Le jugement dans l’appel interjeté par le fils de l’ex-Mr Mauritius Rajen Sabapathee, Dushy Sabapathee, aux “Law Lords” du Privy Council est attendu demain après-midi. L’audience de la Cour de Londres ayant été fixée pour 10h30, heure de Grande-Bretagne, c’est  vers 14h demain que les hommes de loi de Dushy Sabapathee prendront connaissance de la décision des “Law Lords”. Son procès avait été entendu le 27 mars dernier.
En octobre dernier, le fils de l’ex-Mr Mauritius Rajen Sabapathee avait obtenu un “Special Leave” du Judicial Committee du Privy Council (JCPC) après les démarches entreprises par Me Yanilla Moonshiram, avocate, et Me Jaykar Gujadhur, avoué. Condamné par la Cour intermédiaire en juin 2010 à une amende de Rs 150 000, le fils de Rajen Sabapathee avait dû faire face à l’appel logé par le DPP. Ce dernier n’était pas satisfait de la sentence prononcée. La Cour suprême a donné gain de cause au DPP. Dans un jugement rendu par le chef juge Bernard Sik Yuen et la juge Rita Teelock, ces derniers avaient trouvé que l’accusé devrait purger une peine d’emprisonnement et lui avaient donc infligé trois ans de prison ferme. Le fils de l’ancien Mr Mauritius avait été poursuivi pour possession de 200 pouliahs de gandia. Le prévenu avait écopé d’une amende Rs 150 000 au lieu d’une peine de prison, comme préconisé par la Dangerous Drugs Act (DDA), avaient fait remarquer les juges. Pour eux, le magistrat de la Cour intermédiaire s’était « lourdement trompé » sur les dispositions de la DDA. La peine maximale de 25 ans de prison est en effet requise pour ce type de crime, d’autant que le prévenu n’en était pas à son premier délit de drogue, ayant déjà été arrêté dans le passé pour possession d’héroïne et d’opium.

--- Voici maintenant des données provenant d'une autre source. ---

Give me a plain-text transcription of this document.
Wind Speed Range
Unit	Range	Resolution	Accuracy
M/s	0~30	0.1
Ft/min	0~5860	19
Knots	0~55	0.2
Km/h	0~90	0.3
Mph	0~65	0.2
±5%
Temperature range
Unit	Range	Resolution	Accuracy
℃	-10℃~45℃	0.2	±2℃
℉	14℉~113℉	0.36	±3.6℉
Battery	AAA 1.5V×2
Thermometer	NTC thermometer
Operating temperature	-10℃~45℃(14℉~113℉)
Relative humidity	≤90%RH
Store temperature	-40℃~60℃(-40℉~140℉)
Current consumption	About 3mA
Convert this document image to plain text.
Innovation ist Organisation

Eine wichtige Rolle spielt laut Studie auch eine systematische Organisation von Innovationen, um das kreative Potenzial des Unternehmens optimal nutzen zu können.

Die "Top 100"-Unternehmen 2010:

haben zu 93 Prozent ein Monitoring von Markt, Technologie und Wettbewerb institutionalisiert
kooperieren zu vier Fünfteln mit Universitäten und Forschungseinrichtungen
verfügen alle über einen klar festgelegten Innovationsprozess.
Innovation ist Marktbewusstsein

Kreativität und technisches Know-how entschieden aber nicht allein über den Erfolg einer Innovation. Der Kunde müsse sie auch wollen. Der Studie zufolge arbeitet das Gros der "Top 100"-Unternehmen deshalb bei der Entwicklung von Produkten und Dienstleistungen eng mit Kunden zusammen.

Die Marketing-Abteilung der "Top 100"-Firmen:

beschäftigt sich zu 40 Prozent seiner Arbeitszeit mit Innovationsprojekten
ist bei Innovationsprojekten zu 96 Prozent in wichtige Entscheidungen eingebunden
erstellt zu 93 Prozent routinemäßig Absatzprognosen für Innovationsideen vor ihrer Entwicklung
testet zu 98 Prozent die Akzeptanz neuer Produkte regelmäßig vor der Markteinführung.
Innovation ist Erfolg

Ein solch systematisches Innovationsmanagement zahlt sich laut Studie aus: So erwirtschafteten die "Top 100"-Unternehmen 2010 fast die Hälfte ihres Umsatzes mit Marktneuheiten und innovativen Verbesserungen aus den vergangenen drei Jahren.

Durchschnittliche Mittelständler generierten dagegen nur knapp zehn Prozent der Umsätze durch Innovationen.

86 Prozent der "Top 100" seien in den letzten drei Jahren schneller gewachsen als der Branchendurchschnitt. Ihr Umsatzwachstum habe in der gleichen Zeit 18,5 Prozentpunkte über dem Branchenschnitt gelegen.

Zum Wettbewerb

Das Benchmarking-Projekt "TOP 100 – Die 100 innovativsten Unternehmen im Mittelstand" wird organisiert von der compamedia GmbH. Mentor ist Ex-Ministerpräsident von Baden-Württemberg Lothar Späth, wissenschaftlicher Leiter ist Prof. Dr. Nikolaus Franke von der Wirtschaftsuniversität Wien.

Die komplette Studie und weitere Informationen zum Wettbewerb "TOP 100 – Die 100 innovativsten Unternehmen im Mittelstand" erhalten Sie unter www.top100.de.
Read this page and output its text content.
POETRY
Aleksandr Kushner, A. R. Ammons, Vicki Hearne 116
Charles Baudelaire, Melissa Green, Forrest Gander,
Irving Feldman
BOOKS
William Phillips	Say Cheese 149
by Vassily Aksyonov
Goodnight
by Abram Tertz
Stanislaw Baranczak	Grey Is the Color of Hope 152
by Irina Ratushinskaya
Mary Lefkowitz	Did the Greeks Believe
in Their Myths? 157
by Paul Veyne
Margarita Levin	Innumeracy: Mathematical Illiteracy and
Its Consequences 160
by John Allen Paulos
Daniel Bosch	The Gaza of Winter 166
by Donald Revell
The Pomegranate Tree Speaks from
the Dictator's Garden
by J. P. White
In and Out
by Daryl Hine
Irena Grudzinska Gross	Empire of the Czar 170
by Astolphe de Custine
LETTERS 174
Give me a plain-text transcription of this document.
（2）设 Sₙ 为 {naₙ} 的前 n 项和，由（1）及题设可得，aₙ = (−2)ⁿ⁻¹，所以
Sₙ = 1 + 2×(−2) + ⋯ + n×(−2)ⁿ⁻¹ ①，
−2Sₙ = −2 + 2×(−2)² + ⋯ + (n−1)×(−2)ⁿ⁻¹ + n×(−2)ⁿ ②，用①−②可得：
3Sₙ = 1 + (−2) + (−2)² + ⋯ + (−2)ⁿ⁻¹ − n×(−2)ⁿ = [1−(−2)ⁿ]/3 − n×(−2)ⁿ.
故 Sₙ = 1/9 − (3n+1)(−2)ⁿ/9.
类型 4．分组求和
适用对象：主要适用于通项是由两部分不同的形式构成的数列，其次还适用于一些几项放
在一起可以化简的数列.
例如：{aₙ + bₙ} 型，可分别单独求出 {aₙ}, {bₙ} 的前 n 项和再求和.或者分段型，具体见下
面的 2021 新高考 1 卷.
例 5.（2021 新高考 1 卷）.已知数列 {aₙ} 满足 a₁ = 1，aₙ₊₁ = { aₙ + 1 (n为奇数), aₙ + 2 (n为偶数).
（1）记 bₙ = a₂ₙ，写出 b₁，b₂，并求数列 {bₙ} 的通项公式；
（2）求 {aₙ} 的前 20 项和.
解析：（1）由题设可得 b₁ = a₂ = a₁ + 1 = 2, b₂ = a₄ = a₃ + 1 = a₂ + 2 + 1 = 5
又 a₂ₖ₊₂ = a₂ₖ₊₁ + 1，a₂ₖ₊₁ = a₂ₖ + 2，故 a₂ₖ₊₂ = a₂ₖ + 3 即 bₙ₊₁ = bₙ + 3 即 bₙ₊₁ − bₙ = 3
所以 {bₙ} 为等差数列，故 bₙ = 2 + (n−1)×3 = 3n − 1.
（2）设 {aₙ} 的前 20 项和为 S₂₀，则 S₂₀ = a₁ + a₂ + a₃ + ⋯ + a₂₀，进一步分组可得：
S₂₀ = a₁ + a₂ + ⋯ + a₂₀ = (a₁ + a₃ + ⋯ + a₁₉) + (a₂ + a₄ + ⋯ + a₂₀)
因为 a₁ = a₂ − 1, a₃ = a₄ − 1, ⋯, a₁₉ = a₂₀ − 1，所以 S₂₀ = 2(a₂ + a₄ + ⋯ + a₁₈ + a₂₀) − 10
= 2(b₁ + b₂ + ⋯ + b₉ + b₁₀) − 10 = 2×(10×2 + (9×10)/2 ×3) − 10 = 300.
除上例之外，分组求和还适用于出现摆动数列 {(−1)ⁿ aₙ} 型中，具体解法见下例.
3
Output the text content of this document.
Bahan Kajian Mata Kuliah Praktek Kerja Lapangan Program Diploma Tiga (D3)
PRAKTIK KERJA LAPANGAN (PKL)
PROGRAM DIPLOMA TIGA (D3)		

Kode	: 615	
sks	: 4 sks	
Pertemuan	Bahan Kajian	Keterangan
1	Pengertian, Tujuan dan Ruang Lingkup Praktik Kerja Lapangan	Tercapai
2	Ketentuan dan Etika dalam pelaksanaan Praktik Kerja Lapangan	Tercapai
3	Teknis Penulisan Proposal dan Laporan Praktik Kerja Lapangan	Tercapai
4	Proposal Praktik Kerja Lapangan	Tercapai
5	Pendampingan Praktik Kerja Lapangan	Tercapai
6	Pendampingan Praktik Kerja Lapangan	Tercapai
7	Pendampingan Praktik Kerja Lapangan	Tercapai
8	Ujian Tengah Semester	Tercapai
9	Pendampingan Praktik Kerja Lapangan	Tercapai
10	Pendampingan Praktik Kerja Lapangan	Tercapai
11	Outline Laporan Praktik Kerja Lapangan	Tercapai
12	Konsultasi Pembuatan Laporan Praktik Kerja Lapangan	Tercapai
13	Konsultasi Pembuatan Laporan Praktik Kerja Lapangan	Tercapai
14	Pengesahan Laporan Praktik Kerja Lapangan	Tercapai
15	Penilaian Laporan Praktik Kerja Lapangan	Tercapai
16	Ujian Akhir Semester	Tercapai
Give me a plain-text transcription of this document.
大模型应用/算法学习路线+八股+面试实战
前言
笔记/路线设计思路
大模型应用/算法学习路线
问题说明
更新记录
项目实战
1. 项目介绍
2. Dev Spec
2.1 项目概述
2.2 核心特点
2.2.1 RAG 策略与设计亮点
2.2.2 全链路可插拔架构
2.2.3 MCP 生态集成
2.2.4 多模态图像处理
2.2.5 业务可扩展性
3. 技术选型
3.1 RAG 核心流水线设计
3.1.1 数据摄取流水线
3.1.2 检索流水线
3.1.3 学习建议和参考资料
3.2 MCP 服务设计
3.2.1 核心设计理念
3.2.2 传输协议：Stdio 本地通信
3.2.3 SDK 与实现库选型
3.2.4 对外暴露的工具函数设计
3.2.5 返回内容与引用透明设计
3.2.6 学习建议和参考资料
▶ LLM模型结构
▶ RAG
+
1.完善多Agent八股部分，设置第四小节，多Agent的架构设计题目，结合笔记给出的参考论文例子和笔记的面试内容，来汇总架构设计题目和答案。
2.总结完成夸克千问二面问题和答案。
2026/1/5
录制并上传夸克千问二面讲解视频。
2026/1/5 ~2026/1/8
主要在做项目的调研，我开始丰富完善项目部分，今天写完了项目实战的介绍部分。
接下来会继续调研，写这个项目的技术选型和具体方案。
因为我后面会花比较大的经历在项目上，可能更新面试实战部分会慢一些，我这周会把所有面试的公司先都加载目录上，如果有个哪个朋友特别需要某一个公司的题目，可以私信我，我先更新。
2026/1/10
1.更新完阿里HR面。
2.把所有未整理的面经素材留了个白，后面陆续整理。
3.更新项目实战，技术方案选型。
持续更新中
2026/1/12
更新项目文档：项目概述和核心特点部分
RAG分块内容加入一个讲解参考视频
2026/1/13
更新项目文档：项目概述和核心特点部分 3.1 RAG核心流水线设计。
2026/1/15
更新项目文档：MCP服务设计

Lors du procès en Cour intermédiaire, Dushy Sabapathee avait plaidé coupable de possession de drogue. Il avait alors expliqué que le cannabis retrouvé chez lui, le 5 juin 2010, était destiné à sa consommation personnelle. L’inculpé a expliqué qu’il fumait dix pouliahs par semaine. Mais lors de la perquisition de la brigade antidrogue à son domicile, il avait voulu se débarrasser de la drogue dans les toilettes. Les juges n’ont par conséquent pas suivi la logique du magistrat lui ayant infligé une amende. Il avait même considéré la valeur marchande des pouliahs à Rs 30 000. Le fils de Rajen Sabapathee a été condamné plusieurs fois pour des délits de drogue, notamment en mars 2003, après que la Flying Squad l’ait arrêté à Plaine-Verte avec un sac en plastique contenant de l’héroïne. Deux ans plus tôt, Satheeven Sabapathee avait déjà été appréhendé par l’Anti-Drug Smuggling Unit (ADSU) de Rose-Hill pour possession de drogue. Rappelons que le père de Satheeven, Dharmarajen Sabapathee, a été tué de cinq balles lors de sa capture, le 21 janvier 2000, à Chamarel. Il s’était alors évadé de la prison alors qu’il purgeait une peine d’emprisonnement pour avoir été trouvé coupable de trafic de drogue et de possession de 395 g d’héroïne par le juge Paul Lam Shang Leen. Son affaire a été entendue par les “Law Lords” : Lord Mance, Lord Clarke, Lord Wilson, Lord Hughes et Lord Toulson le 27 mars dernier à Londres.